Il peso del mercato e le resistenze dei consumatori
La causa primaria di questa inversione di marcia, secondo molte analisi, risiede nel comportamento dei consumatori, i quali non hanno accolto con il previsto entusiasmo la transizione forzata verso l’elettrico puro. Si è rivelata infatti una forzatura imporre il passaggio, in tempi così ristretti, da una tecnologia matura e conveniente a una che presenta ancora limitazioni pratiche – a cominciare dai tempi di ricarica e dalla diffusione capillare delle infrastrutture – nonostante i progressi compiuti. Una resistenza, quella del mercato, che era sotto gli occhi di tutti ma che è stata a lungo sottovalutata nella corsa verso obiettivi ambientali percepiti come irrinunciabili.
Le conseguenze industriali di una transizione troppo rigida
A spingere per una modifica della norma sono state anche le pesanti ripercussioni sull’industria automobilistica continentale, messa in ginocchio da una politica considerata troppo dogmatica.

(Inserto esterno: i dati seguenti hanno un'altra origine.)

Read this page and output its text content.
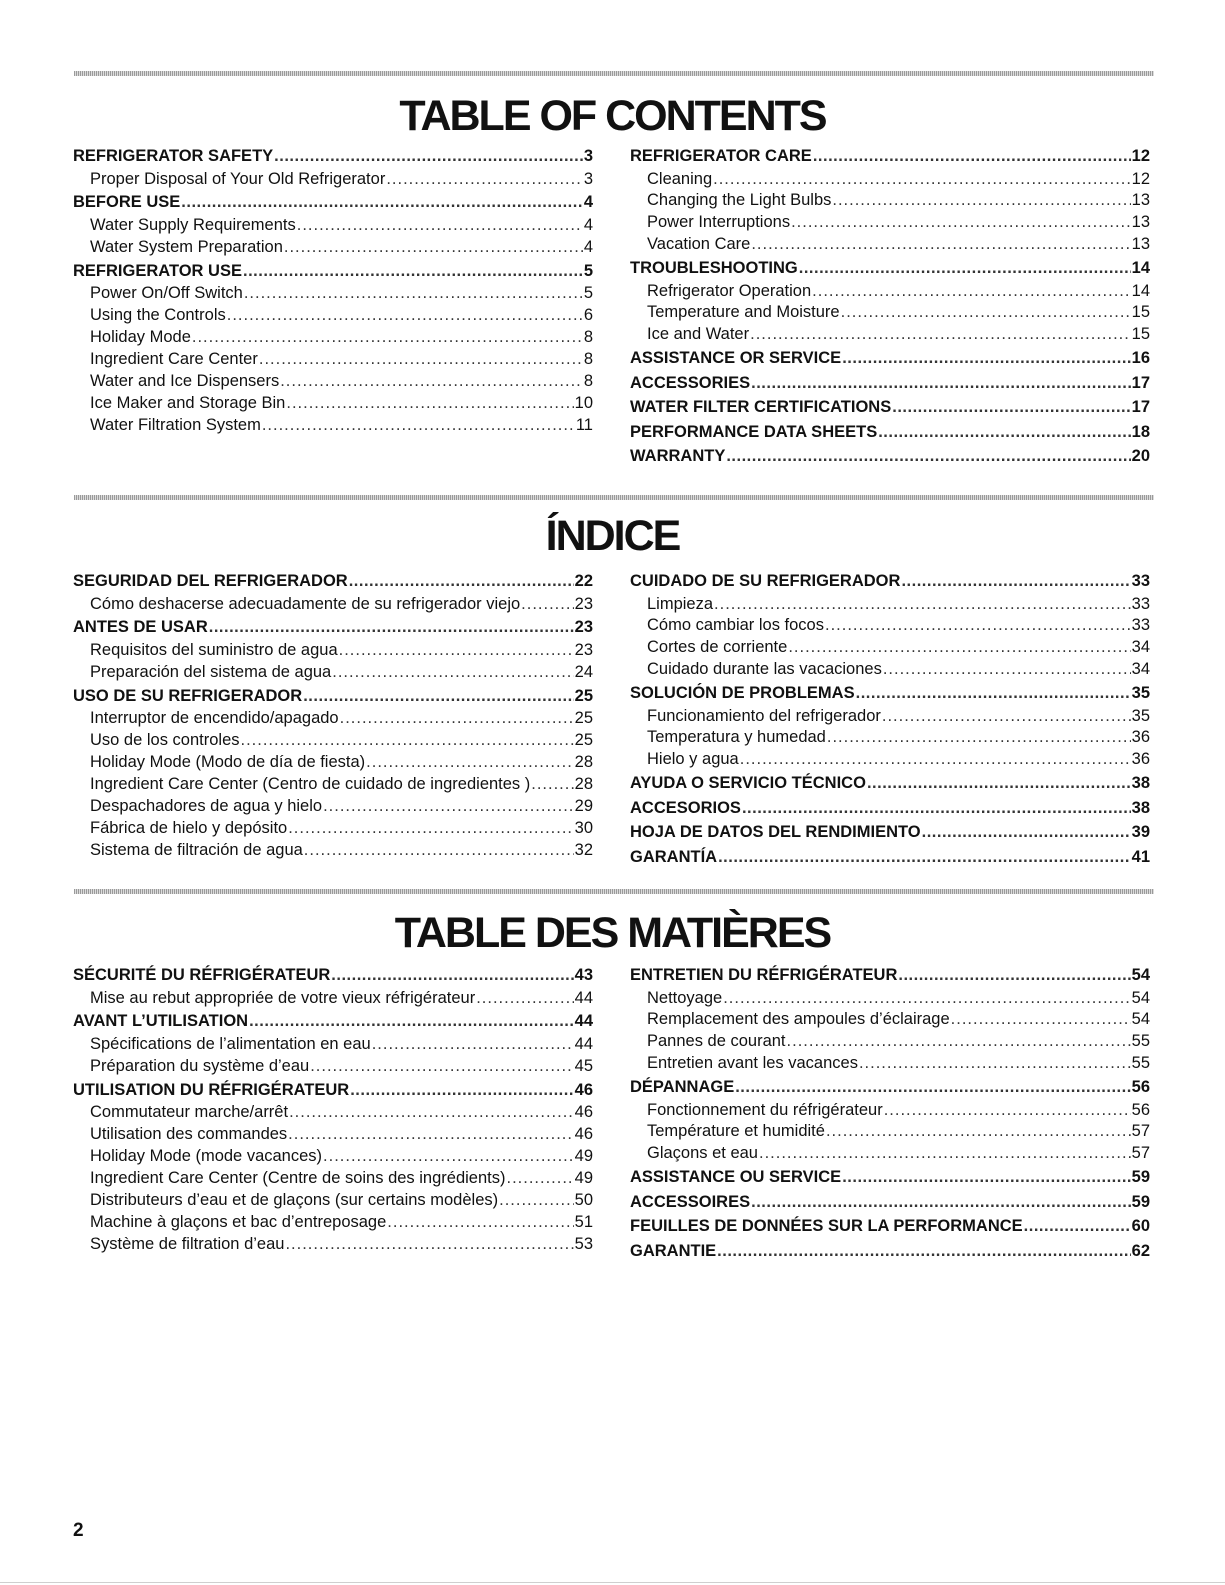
TABLE OF CONTENTS
REFRIGERATOR SAFETY .....	3
Proper Disposal of Your Old Refrigerator .....	3
BEFORE USE .....	4
Water Supply Requirements .....	4
Water System Preparation .....	4
REFRIGERATOR USE .....	5
Power On/Off Switch .....	5
Using the Controls .....	6
Holiday Mode .....	8
Ingredient Care Center .....	8
Water and Ice Dispensers .....	8
Ice Maker and Storage Bin .....	10
Water Filtration System .....	11
REFRIGERATOR CARE .....	12
Cleaning .....	12
Changing the Light Bulbs .....	13
Power Interruptions .....	13
Vacation Care .....	13
TROUBLESHOOTING .....	14
Refrigerator Operation .....	14
Temperature and Moisture .....	15
Ice and Water .....	15
ASSISTANCE OR SERVICE .....	16
ACCESSORIES .....	17
WATER FILTER CERTIFICATIONS .....	17
PERFORMANCE DATA SHEETS .....	18
WARRANTY .....	20
ÍNDICE
SEGURIDAD DEL REFRIGERADOR .....	22
Cómo deshacerse adecuadamente de su refrigerador viejo .....	23
ANTES DE USAR .....	23
Requisitos del suministro de agua .....	23
Preparación del sistema de agua .....	24
USO DE SU REFRIGERADOR .....	25
Interruptor de encendido/apagado .....	25
Uso de los controles .....	25
Holiday Mode (Modo de día de fiesta) .....	28
Ingredient Care Center (Centro de cuidado de ingredientes ) .....	28
Despachadores de agua y hielo .....	29
Fábrica de hielo y depósito .....	30
Sistema de filtración de agua .....	32
CUIDADO DE SU REFRIGERADOR .....	33
Limpieza .....	33
Cómo cambiar los focos .....	33
Cortes de corriente .....	34
Cuidado durante las vacaciones .....	34
SOLUCIÓN DE PROBLEMAS .....	35
Funcionamiento del refrigerador .....	35
Temperatura y humedad .....	36
Hielo y agua .....	36
AYUDA O SERVICIO TÉCNICO .....	38
ACCESORIOS .....	38
HOJA DE DATOS DEL RENDIMIENTO .....	39
GARANTÍA .....	41
TABLE DES MATIÈRES
SÉCURITÉ DU RÉFRIGÉRATEUR .....	43
Mise au rebut appropriée de votre vieux réfrigérateur .....	44
AVANT L’UTILISATION .....	44
Spécifications de l’alimentation en eau .....	44
Préparation du système d’eau .....	45
UTILISATION DU RÉFRIGÉRATEUR .....	46
Commutateur marche/arrêt .....	46
Utilisation des commandes .....	46
Holiday Mode (mode vacances) .....	49
Ingredient Care Center (Centre de soins des ingrédients) .....	49
Distributeurs d’eau et de glaçons (sur certains modèles) .....	50
Machine à glaçons et bac d’entreposage .....	51
Système de filtration d’eau .....	53
ENTRETIEN DU RÉFRIGÉRATEUR .....	54
Nettoyage .....	54
Remplacement des ampoules d’éclairage .....	54
Pannes de courant .....	55
Entretien avant les vacances .....	55
DÉPANNAGE .....	56
Fonctionnement du réfrigérateur .....	56
Température et humidité .....	57
Glaçons et eau .....	57
ASSISTANCE OU SERVICE .....	59
ACCESSOIRES .....	59
FEUILLES DE DONNÉES SUR LA PERFORMANCE .....	60
GARANTIE .....	62
2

La prospettiva del bando totale aveva acuito la crisi di un comparto già in affanno, costellato da fabbriche che riducono la produzione o chiudono, da un indotto traballante e da migliaia di posti di lavoro a rischio. In questo quadro di fragilità, la competitività europea si è erosa, spalancando le porte a una concorrenza estera, in particolare cinese, più agguerrita e pronta a sfruttare qualsiasi indebolimento dei colossi storici del Vecchio Continente.
Il nuovo principio guida: la neutralità tecnologica
Il perno della riforma diventa quindi il principio della neutralità tecnologica, fortemente caldeggiato da una coalizione di paesi guidata da Italia e Germania. Secondo questa visione, non sarà più imposto per legge un solo tipo di propulsione – l’elettrico a batteria – ma ai costruttori verrà chiesto di raggiungere comunque un taglio drastico delle emissioni, pari al 90% per l’intera flotta venduta. Un approccio che, di fatto, riapre la porta alla vendita di auto tradizionali a patto che queste siano affiancate da modelli a emissioni zero o quasi, e che lascia spazio allo sviluppo di soluzioni ibride o alimentate con carburanti sintetici. La presidente della Commissione, Ursula von der Leyen, è attesa nell’annunciare ufficialmente questa svolta, che cancella la data del 2035 come simbolo di un addio totale ai motori endotermici.